O Evangelho de Marcos, escrito por volta de 65 d.C. e considerado pelos
historiadores o mais velho entre os 4 canônicos, cita Judas nominalmente apenas
3 vezes, afirma ser ele o responsável pela traição mas diz que a recompensa em
dinheiro foi oferecida pelos sacerdotes.
A partir daí, a imagem de Judas na Bíblia vai se tornando progressivamente má.
Mateus, escrito por volta do ano 80 e o segundo mais antigo, atribui a
traição à ganância de Judas, dizendo que teria denunciado Jesus em troca das
famosas 30 moedas de prata - o preço de um escravo na época. Mas relata seu
remorso ao ver que Cristo foi condenado e conta que Judas reconheceu que tinha
entregado um justo, devolvendo as moedas e depois se enforcando. Lucas,
o seguinte na lista, diz que "Satanás entrou em Judas" e, por isso, ele
traiu Cristo. O texto de João, que teria sido escrito no início do século
2, diz que, além de possuído pelo demônio, Judas também era ganancioso e
ladrão.
Em textos apócrifos, outras hipóteses são levantadas. Uma delas diz que
os primeiros cristãos esperavam que Jesus lutasse com armas contra Roma.
Decepcionado com a covardia do mestre, Judas o teria entregado. Outra versão
diz que, ao delatar Jesus, Judas pretendia precipitar uma revolta no povo de
Jerusalém, que libertaria seu líder e o colocaria no trono. Uma espécie de
golpe à Jânio Quadros - só que, enquanto Jânio foi para casa, o erro estratégico
de Judas levou seu líder à cruz. Para Craig Evens, estudioso de assuntos
bíblicos do Acadia Divinity College, no Canadá, tantas
versões distintas sobre o mesmo tema revelam muito sobre a Bíblia. 'Um dos
evangelhos afirma que Judas agiu por dinheiro, outro não cita motivações, dois
falam em ação demoníaca. Creio que essas versões tão distintas deixam claro que
os escritores do Novo Testamento não sabiam exatamente quem era Judas Iscariotes.'
" (Superinteressante, maio/2006).
"Sua existência já era cogitada
desde que Santo Irineu de Lyon, no século II, citou-o e condenou-o."

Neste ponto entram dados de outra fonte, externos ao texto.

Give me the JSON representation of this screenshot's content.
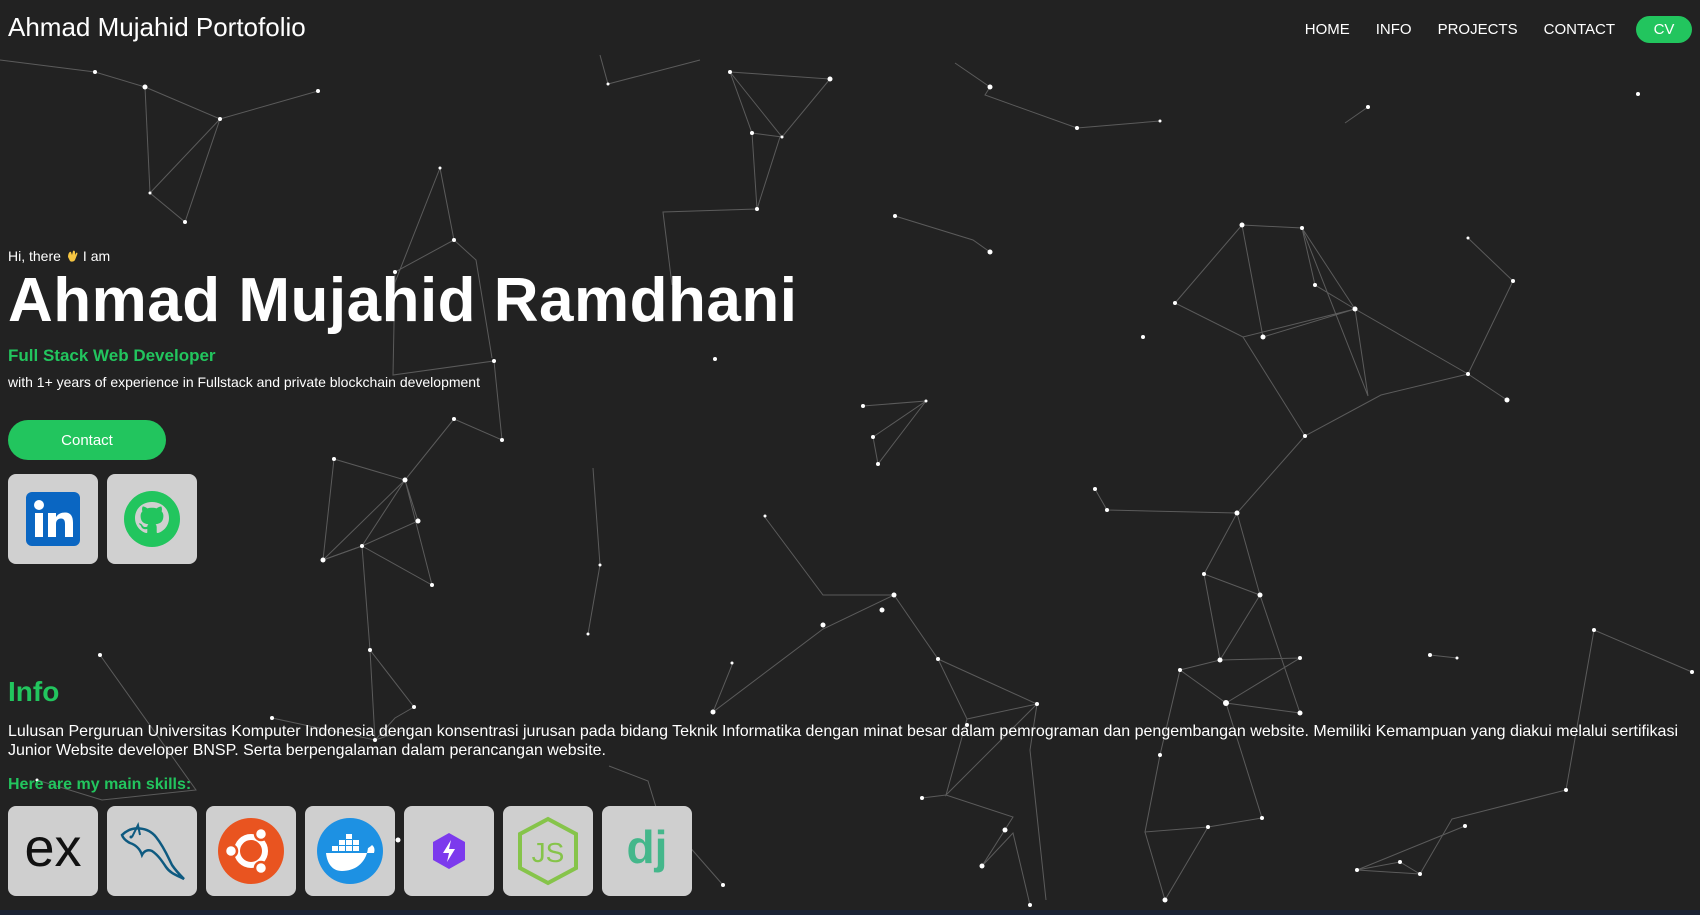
{
  "brand": "Ahmad Mujahid Portofolio",
  "nav": {
    "items": [
      "HOME",
      "INFO",
      "PROJECTS",
      "CONTACT"
    ],
    "cv_label": "CV"
  },
  "hero": {
    "greeting_before": "Hi, there",
    "greeting_after": "I am",
    "name": "Ahmad Mujahid Ramdhani",
    "role": "Full Stack Web Developer",
    "experience": "with 1+ years of experience in Fullstack and private blockchain development",
    "contact_label": "Contact"
  },
  "socials": [
    "linkedin-icon",
    "github-icon"
  ],
  "info": {
    "title": "Info",
    "description": "Lulusan Perguruan Universitas Komputer Indonesia dengan konsentrasi jurusan pada bidang Teknik Informatika dengan minat besar dalam pemrograman dan pengembangan website. Memiliki Kemampuan yang diakui melalui sertifikasi Junior Website developer BNSP. Serta berpengalaman dalam perancangan website.",
    "skills_title": "Here are my main skills:",
    "skills": [
      "express-icon",
      "mysql-icon",
      "ubuntu-icon",
      "docker-icon",
      "vite-icon",
      "nodejs-icon",
      "django-icon"
    ]
  },
  "colors": {
    "background": "#222222",
    "accent": "#22c55e",
    "tile": "#d0d0d0"
  }
}
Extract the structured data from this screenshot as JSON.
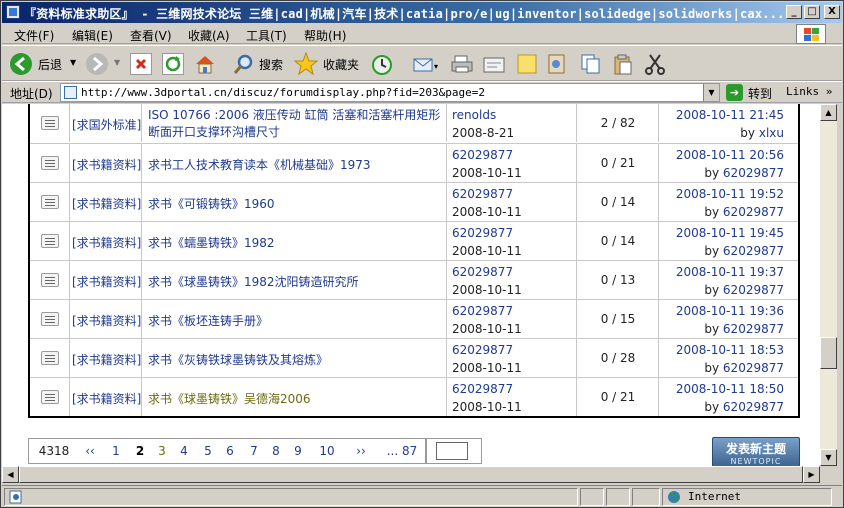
{
  "window": {
    "title": "『资料标准求助区』 - 三维网技术论坛 三维|cad|机械|汽车|技术|catia|pro/e|ug|inventor|solidedge|solidworks|cax...",
    "min_label": "_",
    "max_label": "□",
    "close_label": "X"
  },
  "menu": [
    {
      "label": "文件(F)"
    },
    {
      "label": "编辑(E)"
    },
    {
      "label": "查看(V)"
    },
    {
      "label": "收藏(A)"
    },
    {
      "label": "工具(T)"
    },
    {
      "label": "帮助(H)"
    }
  ],
  "toolbar": {
    "back_label": "后退",
    "search_label": "搜索",
    "favorites_label": "收藏夹"
  },
  "address": {
    "label": "地址(D)",
    "url": "http://www.3dportal.cn/discuz/forumdisplay.php?fid=203&page=2",
    "go_label": "转到",
    "links_label": "Links"
  },
  "threads": [
    {
      "category": "[求国外标准]",
      "title": "ISO 10766 :2006 液压传动 缸筒 活塞和活塞杆用矩形断面开口支撑环沟槽尺寸",
      "author": "renolds",
      "date": "2008-8-21",
      "stats": "2 / 82",
      "last_time": "2008-10-11 21:45",
      "last_by_prefix": "by",
      "last_by": "xlxu",
      "two_line": true
    },
    {
      "category": "[求书籍资料]",
      "title": "求书工人技术教育读本《机械基础》1973",
      "author": "62029877",
      "date": "2008-10-11",
      "stats": "0 / 21",
      "last_time": "2008-10-11 20:56",
      "last_by_prefix": "by",
      "last_by": "62029877"
    },
    {
      "category": "[求书籍资料]",
      "title": "求书《可锻铸铁》1960",
      "author": "62029877",
      "date": "2008-10-11",
      "stats": "0 / 14",
      "last_time": "2008-10-11 19:52",
      "last_by_prefix": "by",
      "last_by": "62029877"
    },
    {
      "category": "[求书籍资料]",
      "title": "求书《蠕墨铸铁》1982",
      "author": "62029877",
      "date": "2008-10-11",
      "stats": "0 / 14",
      "last_time": "2008-10-11 19:45",
      "last_by_prefix": "by",
      "last_by": "62029877"
    },
    {
      "category": "[求书籍资料]",
      "title": "求书《球墨铸铁》1982沈阳铸造研究所",
      "author": "62029877",
      "date": "2008-10-11",
      "stats": "0 / 13",
      "last_time": "2008-10-11 19:37",
      "last_by_prefix": "by",
      "last_by": "62029877"
    },
    {
      "category": "[求书籍资料]",
      "title": "求书《板坯连铸手册》",
      "author": "62029877",
      "date": "2008-10-11",
      "stats": "0 / 15",
      "last_time": "2008-10-11 19:36",
      "last_by_prefix": "by",
      "last_by": "62029877"
    },
    {
      "category": "[求书籍资料]",
      "title": "求书《灰铸铁球墨铸铁及其熔炼》",
      "author": "62029877",
      "date": "2008-10-11",
      "stats": "0 / 28",
      "last_time": "2008-10-11 18:53",
      "last_by_prefix": "by",
      "last_by": "62029877"
    },
    {
      "category": "[求书籍资料]",
      "title": "求书《球墨铸铁》吴德海2006",
      "author": "62029877",
      "date": "2008-10-11",
      "stats": "0 / 21",
      "last_time": "2008-10-11 18:50",
      "last_by_prefix": "by",
      "last_by": "62029877",
      "visited": true
    }
  ],
  "pager": {
    "total": "4318",
    "first": "‹‹",
    "pages": [
      "1",
      "2",
      "3",
      "4",
      "5",
      "6",
      "7",
      "8",
      "9",
      "10"
    ],
    "current": "2",
    "next": "››",
    "last": "... 87",
    "input_value": ""
  },
  "new_topic": {
    "label": "发表新主题",
    "sub": "NEWTOPIC"
  },
  "status": {
    "zone": "Internet"
  },
  "colors": {
    "link": "#1f3a8f",
    "visited": "#6b6b10",
    "titlebar": "#0a246a"
  }
}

(Revista Época, ed. 405, 20/02/2006).
O Evangelho de Judas diz que, longe de ser um traidor, Judas fez o que Jesus
determinou, sendo assim o mais importante dos apóstolos.
"A dúvida que fica é como um grupo de gnósticos concluiu que o suposto vilão é o
verdadeiro mocinho da história. Na Bíblia, há duas versões para o destino de
Judas. O Evangelho de Mateus conta que, tomado de remorso, ele devolveu as 30
moedas que havia recebido pela traição e se enforcou. Mas, segundo o Atos
dos Apóstolos, Judas comprou um terreno com o dinheiro e, "tombando para a
frente, arrebentou-se pelo meio, e todas as entranhas se derramaram". "As
versões da morte de Judas narradas na Bíblia são inconciliáveis, mas são os
únicos relatos que temos", afirma Chevitarese" (Idem).
Levando-se em conta que os evangelhos selecionados como canônicos e o livro Atos
dos Apóstolos dão versões diferentes para a morte de Judas, além de cada
evangelho em ordem cronológica dar uma versão mais sinistra para a pessoa de
Judas; e ainda considerando-se que há outros evangelhos que apresentam motivos
diferentes para o seu comportamento; o evangelho de Judas não é menos digno de
credibilidade do que os outros que estão da Bíblia. Diante do silencio
ensurdecedor sobre Jesus em seus dias, nada tendo dito sobre ele historiadores
da época, o Evangelho de Judas, em conjunto com os outros excluídos e os
canônicos, é um testemunho de que o cristianismo hoje conhecido é o produto do
prevalecimento de um dos muitos e confusos grupos religiosos formados em torno de
uma pessoa de cuja existência há cada vez mais dúvida. O evangelho de Judas só
reforça o que já sabíamos por outras fontes, inclusive os evangelhos canônicos:
o cristianismo nunca foi um doutrina unânime, vindo a unificar-se só com a
assunção do poder pela igreja romana, que eliminou os grupos dissidentes.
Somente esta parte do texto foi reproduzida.